Much has been noted in the industry media about JCPenney since February 1st, when new CEO Ron Johnson began implementing his plan for the transformation of the department store chain. Topping the list of bold initiatives is the decision to replace heavy promotional sales - 590 of them just last year – with an everyday pricing program and many fewer sales. From what I can tell so far, the industry reaction has been all positive.
Last month we wrote about Sears and its struggles to re-brand itself. Now Mr. Johnson has been hired to give new life to another aging retail establishment with a middling reputation. However, the only parallel I can draw between these two retail behemoths is that each suffers from an identity crisis.
While Sears hired Lou D'Ambrosio, a non-retail executive with a tech-oriented pedigree from IBM and Avaya, to solve its problems, JCPenney hired the man who developed the retail store division of Apple, Inc. and as Senior VP of Retailing, grew it to more than 360 locations over an 11-year span.
Prior to that, he spent 15 years at another iconic retail firm, Target Corporation, finishing up that career stop as VP of Merchandising. Quite a difference in backgrounds, don’t you think? That resume alone should boost corporate morale, and give shareholders confidence that things are indeed going to get better.
In case you missed it, the new pricing strategy at JCPenney is called “Fair and Square”. As cited by JCPenney in a January 25th press release, the three-tiered pricing program includes: “Everyday, regular prices, which are always great; Month-Long Values, even better prices on the things you need now; and Best Prices, JCPenney's lowest prices, which always happen on the 1st and 3rd Fridays of every month as JCPenney makes room for exciting new merchandise.”
Only 12 promotional events will occur each year, based on a monthly calendar. Up until now, this $4 billion company had been spending 6% of sales on promotional advertising alone; now JCP expects that millions of dollars in savings will flow to the bottom line as a result of the new program.
No matter how much creativity Johnson can instill at JCPenney, it will all be for naught if the new strategy doesn’t draw substantially more shoppers (particularly younger ones), and boost sales. But it’s a gutsy move, nonetheless, an attempt not merely to improve the company, but to reinvent it, which if successful will be no small achievement.

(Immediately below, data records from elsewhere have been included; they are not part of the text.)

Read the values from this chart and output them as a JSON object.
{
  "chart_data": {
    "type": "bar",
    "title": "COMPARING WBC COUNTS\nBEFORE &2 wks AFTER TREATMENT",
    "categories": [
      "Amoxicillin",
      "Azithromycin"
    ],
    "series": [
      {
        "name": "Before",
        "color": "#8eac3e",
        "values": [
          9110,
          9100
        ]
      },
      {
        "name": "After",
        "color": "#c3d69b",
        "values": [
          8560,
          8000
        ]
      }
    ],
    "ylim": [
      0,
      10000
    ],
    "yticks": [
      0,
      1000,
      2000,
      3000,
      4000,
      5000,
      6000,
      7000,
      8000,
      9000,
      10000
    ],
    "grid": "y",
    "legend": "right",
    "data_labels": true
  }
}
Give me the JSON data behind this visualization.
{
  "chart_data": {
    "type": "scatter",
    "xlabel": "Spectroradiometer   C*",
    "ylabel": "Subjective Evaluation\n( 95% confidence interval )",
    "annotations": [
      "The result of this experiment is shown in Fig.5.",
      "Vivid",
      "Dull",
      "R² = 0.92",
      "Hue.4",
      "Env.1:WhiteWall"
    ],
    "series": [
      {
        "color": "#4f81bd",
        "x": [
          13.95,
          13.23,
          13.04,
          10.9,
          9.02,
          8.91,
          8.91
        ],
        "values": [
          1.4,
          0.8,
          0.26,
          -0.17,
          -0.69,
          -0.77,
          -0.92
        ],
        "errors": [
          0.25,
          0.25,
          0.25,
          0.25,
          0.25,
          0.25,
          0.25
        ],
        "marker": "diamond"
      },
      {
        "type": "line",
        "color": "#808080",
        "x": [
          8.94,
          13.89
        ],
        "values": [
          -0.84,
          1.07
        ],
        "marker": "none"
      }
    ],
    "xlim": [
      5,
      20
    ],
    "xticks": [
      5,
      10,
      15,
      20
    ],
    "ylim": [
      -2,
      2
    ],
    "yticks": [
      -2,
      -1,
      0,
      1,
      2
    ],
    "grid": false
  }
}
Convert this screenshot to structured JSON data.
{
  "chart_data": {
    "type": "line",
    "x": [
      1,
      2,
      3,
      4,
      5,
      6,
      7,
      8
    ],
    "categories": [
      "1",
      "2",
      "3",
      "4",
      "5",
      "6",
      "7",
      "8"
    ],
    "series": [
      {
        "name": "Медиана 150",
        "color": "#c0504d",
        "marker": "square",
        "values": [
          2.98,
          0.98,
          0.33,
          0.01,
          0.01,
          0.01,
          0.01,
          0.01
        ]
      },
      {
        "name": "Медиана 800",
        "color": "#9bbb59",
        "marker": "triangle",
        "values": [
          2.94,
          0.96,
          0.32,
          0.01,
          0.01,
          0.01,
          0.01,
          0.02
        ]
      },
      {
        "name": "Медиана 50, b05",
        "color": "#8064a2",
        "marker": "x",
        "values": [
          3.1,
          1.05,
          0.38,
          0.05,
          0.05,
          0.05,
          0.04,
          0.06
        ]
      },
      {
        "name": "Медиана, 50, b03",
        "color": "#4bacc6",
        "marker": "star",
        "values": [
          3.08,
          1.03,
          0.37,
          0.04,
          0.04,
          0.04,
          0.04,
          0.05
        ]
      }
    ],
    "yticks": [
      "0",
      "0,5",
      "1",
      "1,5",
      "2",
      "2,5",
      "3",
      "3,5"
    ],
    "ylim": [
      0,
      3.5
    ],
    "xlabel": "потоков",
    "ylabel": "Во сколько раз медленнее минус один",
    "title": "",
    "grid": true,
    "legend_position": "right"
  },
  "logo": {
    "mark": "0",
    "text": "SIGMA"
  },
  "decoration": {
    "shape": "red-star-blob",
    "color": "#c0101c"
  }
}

A new cleaner, more modern logo has been created to reflect the new image; a new spokesperson has been introduced in Ellen DeGeneres; but more importantly, a new store prototype is in the works (although a rollout is not expected until 2014). Leading up to the new store design, and following the pattern of its current Sephora displays, JCPenney will be adding 100 shop-in-shops intended to exhibit a better in-store presence of brands such as Liz Claiborne, Izod, L’amour, and Martha Stewart, which will be introduced in JC Penney stores as a result of the company’s recent $38.5 million investment in Martha Stewart Living Omnimedia.
So: let us assume for the moment that all goes well for JCPenney, its “transformation” is successful, and sales increase. With only so many GAFO expenditures in the pie, from whose slice will the incremental market share be derived? There are several likely victims – here are two:
In the 90s, when Kohl’s store expansion was in high gear and it more than tripled its number of stores, it was considering locations in regional malls, many of which were tenanted by JCPenney. Penney was quick to invoke its approval right by disapproving of any Kohl’s addition that came its way. Landlords warned Penney that Kohl’s would open either at the mall or across the street; when that came to fruition, Penney in many cases opted for the lesser of two evils. There was no question at the time that JCP considered Kohl’s its number one nemesis. If the current transformation is successful, perhaps it’s payback time for JCP.
Another potentially vulnerable candidate is Mr. Johnson’s former employer. After all, isn’t Target known as America’s fashion discounter? Let’s face it - in the mind of the consumer, it’s all about “value”, with value being some combination of price and perceived quality. Where she sees the best value is where she shops, and if Johnson can make the shopper perceive JCP as the new face of value fashion, it may mean a direct hit on Target.
The Apple store essentially redefined the retail shopping experience in ways that have already influenced other retailers and categories. And when was the last time you saw a sale at an Apple store? If Ron Johnson can bring even a measure of the same success to JCPenney, it could be a transformative not only for this venerable department store chain, but for retail in general.